An asymmetry of the A1 segment of the anterior cerebral artery (A1SA) was identified on digital subtraction angiography studies from 127 patients (21.4%) and was strongly associated with anterior communicating artery aneurysm (ACoAA) (p < 0.0001, OR 13.7). An A1SA independently correlated with the occurrence of ACA infarction in patients with ACoAA (p = 0.047) and in those without an ACoAA (p = 0.015). Among patients undergoing Anterior communicating artery aneurysm endovascular treatment, A1SA was independently associated with the severity of ACA infarction (p = 0.023) and unfavorable functional outcome (p = 0.045, OR = 2.4).
An A1SA is a common anatomical variation in SAH patients and is strongly associated with ACoAA. Moreover, the presence of A1SA independently increases the likelihood of ACA infarction. In SAH patients undergoing ACoAA coiling, A1SA carries the risk for severe ACA infarction and thus an unfavorable outcome.
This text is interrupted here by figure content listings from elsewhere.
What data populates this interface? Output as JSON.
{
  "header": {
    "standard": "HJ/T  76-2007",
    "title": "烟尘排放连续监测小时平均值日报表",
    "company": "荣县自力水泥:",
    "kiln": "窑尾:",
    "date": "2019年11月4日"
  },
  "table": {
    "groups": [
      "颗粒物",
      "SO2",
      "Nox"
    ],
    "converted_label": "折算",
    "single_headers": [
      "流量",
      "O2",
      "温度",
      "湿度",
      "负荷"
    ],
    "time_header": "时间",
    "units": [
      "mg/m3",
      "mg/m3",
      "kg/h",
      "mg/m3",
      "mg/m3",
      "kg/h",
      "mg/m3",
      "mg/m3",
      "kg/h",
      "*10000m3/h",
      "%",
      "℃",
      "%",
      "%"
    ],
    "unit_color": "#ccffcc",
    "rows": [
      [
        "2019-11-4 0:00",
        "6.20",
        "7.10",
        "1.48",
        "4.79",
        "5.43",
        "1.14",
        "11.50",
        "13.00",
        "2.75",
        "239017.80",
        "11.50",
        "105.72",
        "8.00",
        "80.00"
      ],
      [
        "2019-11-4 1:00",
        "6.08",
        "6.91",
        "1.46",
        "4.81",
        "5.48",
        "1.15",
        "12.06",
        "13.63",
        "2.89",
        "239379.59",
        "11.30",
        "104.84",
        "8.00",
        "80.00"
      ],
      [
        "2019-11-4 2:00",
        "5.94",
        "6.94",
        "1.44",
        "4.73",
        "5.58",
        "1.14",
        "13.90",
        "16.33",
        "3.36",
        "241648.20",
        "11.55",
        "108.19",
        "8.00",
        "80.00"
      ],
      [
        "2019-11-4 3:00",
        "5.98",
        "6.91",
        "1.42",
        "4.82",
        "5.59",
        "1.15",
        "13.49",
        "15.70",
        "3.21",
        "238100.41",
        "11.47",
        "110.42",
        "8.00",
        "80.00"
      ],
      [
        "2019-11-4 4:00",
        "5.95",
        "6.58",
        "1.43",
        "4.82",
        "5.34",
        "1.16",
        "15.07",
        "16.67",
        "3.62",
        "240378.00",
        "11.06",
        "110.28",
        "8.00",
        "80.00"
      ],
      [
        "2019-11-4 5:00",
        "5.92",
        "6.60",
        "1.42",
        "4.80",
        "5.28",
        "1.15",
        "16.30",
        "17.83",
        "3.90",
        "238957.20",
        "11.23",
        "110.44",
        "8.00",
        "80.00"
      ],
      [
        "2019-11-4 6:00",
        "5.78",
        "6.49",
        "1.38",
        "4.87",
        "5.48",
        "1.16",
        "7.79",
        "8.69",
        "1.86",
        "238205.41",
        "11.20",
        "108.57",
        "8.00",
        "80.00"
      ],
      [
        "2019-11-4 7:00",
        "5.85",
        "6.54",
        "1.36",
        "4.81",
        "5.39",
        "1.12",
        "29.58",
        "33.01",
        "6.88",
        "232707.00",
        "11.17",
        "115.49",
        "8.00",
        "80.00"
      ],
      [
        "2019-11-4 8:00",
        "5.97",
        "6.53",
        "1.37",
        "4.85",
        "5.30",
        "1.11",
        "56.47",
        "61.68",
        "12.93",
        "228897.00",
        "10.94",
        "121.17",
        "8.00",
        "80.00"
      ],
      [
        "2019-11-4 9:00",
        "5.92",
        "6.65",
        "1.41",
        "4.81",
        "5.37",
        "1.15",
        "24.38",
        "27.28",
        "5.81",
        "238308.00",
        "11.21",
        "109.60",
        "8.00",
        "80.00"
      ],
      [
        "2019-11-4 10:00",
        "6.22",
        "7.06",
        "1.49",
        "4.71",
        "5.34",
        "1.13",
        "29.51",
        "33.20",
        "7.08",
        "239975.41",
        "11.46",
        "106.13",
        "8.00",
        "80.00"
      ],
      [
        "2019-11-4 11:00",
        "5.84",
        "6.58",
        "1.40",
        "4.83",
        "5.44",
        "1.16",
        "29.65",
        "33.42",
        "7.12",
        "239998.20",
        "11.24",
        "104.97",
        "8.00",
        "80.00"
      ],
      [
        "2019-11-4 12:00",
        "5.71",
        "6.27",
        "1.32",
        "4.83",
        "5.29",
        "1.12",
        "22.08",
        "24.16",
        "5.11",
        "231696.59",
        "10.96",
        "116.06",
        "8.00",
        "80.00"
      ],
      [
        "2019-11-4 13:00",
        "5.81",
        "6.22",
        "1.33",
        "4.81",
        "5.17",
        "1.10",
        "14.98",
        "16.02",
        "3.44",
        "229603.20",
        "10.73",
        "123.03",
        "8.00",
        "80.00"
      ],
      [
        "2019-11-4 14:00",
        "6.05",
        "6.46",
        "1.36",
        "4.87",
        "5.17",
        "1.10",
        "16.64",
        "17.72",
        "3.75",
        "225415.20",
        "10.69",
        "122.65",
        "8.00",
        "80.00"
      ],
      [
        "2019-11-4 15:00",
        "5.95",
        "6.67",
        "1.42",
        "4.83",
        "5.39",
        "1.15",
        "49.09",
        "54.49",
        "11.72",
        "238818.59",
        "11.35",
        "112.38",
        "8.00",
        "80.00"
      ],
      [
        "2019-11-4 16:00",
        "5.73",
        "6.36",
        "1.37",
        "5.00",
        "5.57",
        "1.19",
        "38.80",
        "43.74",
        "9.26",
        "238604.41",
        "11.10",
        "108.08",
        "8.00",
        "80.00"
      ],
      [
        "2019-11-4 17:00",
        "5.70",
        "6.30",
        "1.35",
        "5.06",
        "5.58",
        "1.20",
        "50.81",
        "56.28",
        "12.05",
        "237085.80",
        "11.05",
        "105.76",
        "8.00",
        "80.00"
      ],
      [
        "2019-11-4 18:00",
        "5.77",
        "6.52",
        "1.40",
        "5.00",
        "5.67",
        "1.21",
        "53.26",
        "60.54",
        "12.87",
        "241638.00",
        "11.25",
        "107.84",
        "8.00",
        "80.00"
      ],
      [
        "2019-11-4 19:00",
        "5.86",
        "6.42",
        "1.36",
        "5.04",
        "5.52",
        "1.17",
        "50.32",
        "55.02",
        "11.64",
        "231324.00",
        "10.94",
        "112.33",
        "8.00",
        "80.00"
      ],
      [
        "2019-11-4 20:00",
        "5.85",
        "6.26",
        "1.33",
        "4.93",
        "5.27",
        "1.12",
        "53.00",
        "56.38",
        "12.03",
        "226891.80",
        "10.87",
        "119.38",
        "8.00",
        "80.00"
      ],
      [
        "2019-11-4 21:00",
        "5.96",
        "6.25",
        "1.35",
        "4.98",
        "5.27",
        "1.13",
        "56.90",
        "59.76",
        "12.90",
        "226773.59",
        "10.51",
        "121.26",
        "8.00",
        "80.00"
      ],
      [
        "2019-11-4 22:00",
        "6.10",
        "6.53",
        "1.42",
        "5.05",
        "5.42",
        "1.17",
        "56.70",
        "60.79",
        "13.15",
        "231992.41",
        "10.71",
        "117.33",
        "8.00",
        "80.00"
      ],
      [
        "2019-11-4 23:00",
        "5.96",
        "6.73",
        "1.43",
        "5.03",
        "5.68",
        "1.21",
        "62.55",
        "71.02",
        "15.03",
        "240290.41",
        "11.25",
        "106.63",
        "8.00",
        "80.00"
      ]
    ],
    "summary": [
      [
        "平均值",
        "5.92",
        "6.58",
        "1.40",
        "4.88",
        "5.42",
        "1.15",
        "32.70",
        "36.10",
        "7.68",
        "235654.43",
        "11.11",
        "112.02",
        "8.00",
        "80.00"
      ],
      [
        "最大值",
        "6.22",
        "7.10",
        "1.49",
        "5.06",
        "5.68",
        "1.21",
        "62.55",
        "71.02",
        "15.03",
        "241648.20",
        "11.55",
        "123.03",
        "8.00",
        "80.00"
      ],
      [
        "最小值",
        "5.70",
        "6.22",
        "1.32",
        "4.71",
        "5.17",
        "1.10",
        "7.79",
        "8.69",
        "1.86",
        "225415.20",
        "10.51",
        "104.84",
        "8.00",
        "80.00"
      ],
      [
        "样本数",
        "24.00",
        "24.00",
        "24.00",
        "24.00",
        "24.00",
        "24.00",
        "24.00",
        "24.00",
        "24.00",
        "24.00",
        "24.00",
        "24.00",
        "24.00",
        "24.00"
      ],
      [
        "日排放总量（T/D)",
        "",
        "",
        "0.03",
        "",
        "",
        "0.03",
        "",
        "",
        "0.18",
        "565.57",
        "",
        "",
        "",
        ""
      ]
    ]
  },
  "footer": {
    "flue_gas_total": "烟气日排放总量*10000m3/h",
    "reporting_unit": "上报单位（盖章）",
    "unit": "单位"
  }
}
Clinical trial registration no.: DRKS00005486 (http://www.drks.de/) 1).
The features are those of cerebral infarction in the anterior cerebral artery vascular territory:
Paramedian frontoparietal cerebral cortex
Inferior portion of the Caudate nucleus head.
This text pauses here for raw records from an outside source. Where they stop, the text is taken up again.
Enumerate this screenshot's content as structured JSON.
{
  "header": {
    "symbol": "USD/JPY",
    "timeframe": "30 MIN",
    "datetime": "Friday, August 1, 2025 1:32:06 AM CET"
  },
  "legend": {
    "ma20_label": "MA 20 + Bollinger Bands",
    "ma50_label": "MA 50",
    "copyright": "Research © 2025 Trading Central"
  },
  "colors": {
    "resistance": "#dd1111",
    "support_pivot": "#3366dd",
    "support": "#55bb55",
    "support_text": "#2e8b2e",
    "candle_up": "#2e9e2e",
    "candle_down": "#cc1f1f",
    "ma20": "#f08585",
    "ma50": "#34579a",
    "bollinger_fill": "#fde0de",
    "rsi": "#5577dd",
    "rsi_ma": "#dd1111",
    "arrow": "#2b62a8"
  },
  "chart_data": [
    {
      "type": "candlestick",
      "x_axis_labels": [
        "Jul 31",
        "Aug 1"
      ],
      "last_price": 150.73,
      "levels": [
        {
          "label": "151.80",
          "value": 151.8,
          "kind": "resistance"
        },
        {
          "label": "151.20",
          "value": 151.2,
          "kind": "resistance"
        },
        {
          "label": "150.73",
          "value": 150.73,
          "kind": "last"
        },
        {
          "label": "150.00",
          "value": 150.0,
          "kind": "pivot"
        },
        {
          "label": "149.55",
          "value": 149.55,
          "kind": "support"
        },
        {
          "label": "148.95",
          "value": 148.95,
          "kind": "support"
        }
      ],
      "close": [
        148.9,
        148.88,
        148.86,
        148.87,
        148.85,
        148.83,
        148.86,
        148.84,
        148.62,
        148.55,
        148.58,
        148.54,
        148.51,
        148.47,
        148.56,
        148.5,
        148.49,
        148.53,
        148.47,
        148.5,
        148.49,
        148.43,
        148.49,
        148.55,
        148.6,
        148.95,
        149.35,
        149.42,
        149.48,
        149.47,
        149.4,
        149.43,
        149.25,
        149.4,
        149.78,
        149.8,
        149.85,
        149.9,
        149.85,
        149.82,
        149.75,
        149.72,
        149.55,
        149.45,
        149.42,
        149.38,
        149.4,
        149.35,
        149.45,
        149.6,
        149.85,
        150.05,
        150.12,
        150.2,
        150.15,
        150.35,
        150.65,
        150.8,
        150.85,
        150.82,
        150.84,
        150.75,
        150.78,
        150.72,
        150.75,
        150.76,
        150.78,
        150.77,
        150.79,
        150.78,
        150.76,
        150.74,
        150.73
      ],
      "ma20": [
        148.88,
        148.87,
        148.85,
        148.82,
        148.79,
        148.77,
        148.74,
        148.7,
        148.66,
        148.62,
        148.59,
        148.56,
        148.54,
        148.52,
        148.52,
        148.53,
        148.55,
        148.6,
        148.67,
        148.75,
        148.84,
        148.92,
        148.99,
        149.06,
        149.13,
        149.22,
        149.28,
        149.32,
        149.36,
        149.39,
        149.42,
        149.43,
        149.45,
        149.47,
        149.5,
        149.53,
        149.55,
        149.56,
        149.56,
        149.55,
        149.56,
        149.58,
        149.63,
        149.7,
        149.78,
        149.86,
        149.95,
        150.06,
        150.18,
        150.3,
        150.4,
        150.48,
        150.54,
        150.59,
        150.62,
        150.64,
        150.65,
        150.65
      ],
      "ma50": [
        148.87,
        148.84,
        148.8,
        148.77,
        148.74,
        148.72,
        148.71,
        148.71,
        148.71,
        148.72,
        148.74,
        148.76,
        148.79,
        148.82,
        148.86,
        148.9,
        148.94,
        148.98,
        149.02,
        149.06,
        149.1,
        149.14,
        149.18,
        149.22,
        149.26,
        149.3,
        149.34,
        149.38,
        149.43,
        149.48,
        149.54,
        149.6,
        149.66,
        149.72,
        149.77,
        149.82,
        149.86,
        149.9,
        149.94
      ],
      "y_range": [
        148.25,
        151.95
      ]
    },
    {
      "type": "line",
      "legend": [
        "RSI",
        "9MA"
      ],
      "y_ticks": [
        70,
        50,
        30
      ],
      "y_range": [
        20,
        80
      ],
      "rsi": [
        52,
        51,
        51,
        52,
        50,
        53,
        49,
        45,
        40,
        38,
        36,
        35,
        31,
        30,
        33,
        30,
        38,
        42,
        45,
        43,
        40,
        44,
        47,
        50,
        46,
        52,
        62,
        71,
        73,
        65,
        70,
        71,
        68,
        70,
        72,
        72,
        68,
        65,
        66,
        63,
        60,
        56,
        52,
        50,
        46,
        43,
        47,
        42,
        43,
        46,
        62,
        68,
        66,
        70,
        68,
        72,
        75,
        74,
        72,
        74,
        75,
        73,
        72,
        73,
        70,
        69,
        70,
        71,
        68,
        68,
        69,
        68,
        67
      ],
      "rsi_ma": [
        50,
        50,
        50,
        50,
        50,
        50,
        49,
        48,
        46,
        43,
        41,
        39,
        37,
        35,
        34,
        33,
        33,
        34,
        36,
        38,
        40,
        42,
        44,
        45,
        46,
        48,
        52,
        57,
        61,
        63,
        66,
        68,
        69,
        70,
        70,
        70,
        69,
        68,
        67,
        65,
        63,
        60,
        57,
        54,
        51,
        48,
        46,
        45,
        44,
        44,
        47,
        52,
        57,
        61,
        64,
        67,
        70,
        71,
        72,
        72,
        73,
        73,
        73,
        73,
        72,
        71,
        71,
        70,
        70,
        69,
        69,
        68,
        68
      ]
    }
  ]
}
Kumral et al. studied 48 consecutive patients who admitted to the stroke unit over a 6-year period.
They performed magnetic resonance imaging (MRI) and magnetic resonance angiography (MRA) in all patients, and Diffusion weighted magnetic resonance imaging (DWI) in 21. In the stroke registry, patients with ACA infarction represented 1.3% of 3705 patients with ischemic stroke. The main risk factors of ACA infarcts was hypertension in 58% of patients, diabetes mellitus in 29%, hypercholesterolemia in 25%, cigarette smoking in 19%, atrial fibrillation in 19%, and myocardial infarct in 6%. Presumed causes of ACA infarct were large-artery disease and cardioembolism in 13 patients each, small-artery disease (SAD) in the territory of Heubner’s artery in two and atherosclerosis of large-arteries (<50% stenosis) in 16. On clinico-radiologic analysis there were three main clinical patterns depending on lesion side; left-side infarction (30 patients) consisting of mutism, transcortical motor aphasia, and hemiparesis with lower limb predominance; right side infarction (16 patients) accompanied by acute confusional state, motor hemineglect and hemiparesis; bilateral infarction (two patients) presented with akinetic mutism, severe sphincter dysfunction, and dependent functional outcome. Our findings suggest that clinical and etiologic spectrum of ACA infarction may present similar features as that of middle cerebral artery infarction, but frontal dysfunctions and callosal syndromes can help to make a clinical differential diagnosis. Moreover, at the early phase of stroke, DWI is useful imaging method to locate and delineate the boundary of lesion in the territory of ACA 3).